“You look tired,” she said. “Or are you ill?”
He stood shame-faced before her; for her eyes were more disconcerting than when they had looked down on him from their height. They were tranquil now, full of kind thought and innocence and candour. Of innocence above all, a luminous innocence, a piercing purity. He was troubled by her presence; but it was not so much her womanhood that troubled him as the deep mystery of her youth.
He could not look at it as it looked at him; for in looking at it he remembered last night and many nights before. Somehow it made him see the things it could not see, his drunkenness, his folly, his passion, the villainous naked body of his sin. And it was for their work, and their marks upon him, that she pitied him.
“Have you had anything to eat?” said she.
“Oh, yes, thanks,” he answered vaguely.
“When?”
“Well—as far as I can remember it was about eight o’clock last night.”
“Oh—how very thoughtless of me. I am so sorry.”
“It’s my own fault entirely. I wouldn’t have mentioned it, except to account for my stupidity.”
She crossed the room with a quick movement of distress and rang the bell. With horror he perceived her hospitable intention.
She was actually ordering his dinner and his room. He heard every word of her soft voice; it was saying that he was to have some soup, and the chicken, and the tart—no, the jelly, and a bottle of burgundy, in the morning-room. He saw the young footman standing almost on tip-toe, winged for service, fired with her enthusiasm and her secrecy.
Coming on that sinister and ambiguous errand, how could he sleep under her roof? How could he eat her chicken, and drink her burgundy, and sit in her morning-room? And how could he explain that he could not? Happily she left him to settle the point with the footman.

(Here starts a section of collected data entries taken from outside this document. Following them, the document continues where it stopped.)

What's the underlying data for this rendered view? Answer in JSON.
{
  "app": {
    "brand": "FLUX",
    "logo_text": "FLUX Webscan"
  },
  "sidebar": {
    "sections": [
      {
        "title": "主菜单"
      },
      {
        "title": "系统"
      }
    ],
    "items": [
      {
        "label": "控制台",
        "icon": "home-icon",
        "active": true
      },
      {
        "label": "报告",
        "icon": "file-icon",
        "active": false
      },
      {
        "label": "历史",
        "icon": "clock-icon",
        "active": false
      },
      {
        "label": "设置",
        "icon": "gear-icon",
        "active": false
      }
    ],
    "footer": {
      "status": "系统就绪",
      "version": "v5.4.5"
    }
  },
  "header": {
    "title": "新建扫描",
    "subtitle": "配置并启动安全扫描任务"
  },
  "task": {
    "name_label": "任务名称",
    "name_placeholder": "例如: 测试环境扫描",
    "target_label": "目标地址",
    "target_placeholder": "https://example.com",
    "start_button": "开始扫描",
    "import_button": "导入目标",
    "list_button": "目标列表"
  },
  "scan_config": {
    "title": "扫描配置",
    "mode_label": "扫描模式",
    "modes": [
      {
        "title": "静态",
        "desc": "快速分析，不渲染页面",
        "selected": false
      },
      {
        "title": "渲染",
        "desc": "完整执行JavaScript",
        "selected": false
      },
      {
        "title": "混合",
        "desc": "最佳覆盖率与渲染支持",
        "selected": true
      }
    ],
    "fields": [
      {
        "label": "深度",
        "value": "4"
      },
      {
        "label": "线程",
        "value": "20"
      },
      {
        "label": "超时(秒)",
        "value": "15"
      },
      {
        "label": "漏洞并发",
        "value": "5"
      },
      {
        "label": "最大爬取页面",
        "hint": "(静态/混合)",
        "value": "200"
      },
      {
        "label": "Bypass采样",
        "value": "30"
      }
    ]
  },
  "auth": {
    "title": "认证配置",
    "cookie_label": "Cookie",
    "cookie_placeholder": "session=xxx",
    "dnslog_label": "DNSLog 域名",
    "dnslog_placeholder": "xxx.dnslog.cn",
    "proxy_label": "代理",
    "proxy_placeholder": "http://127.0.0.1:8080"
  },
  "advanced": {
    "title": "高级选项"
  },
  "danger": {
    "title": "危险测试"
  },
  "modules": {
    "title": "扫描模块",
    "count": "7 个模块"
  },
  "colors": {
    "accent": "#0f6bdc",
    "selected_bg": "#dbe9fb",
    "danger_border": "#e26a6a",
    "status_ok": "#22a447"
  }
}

With surprise and a little concern Lucia Harden learnt that the rather extraordinary young man, Mr. Savage Keith Rickman, had betaken himself to an hotel. It appeared, that courteously, but with an earnestness that admitted of no contradiction, he had declined all hospitality whatever.
CHAPTER XV
It was Friday morning, and Mr. Rickman lay in bed, outwardly beholding through the open window the divinity of the sea, inwardly contemplating the phantoms of the mind. For he judged them to be phantoms (alcoholic in their origin), his scruples of last night. Strictly speaking, it was on Wednesday night that he had got drunk; but he felt as if his intoxication had prolonged itself abnormally, as if this were the first moment of indubitable sobriety.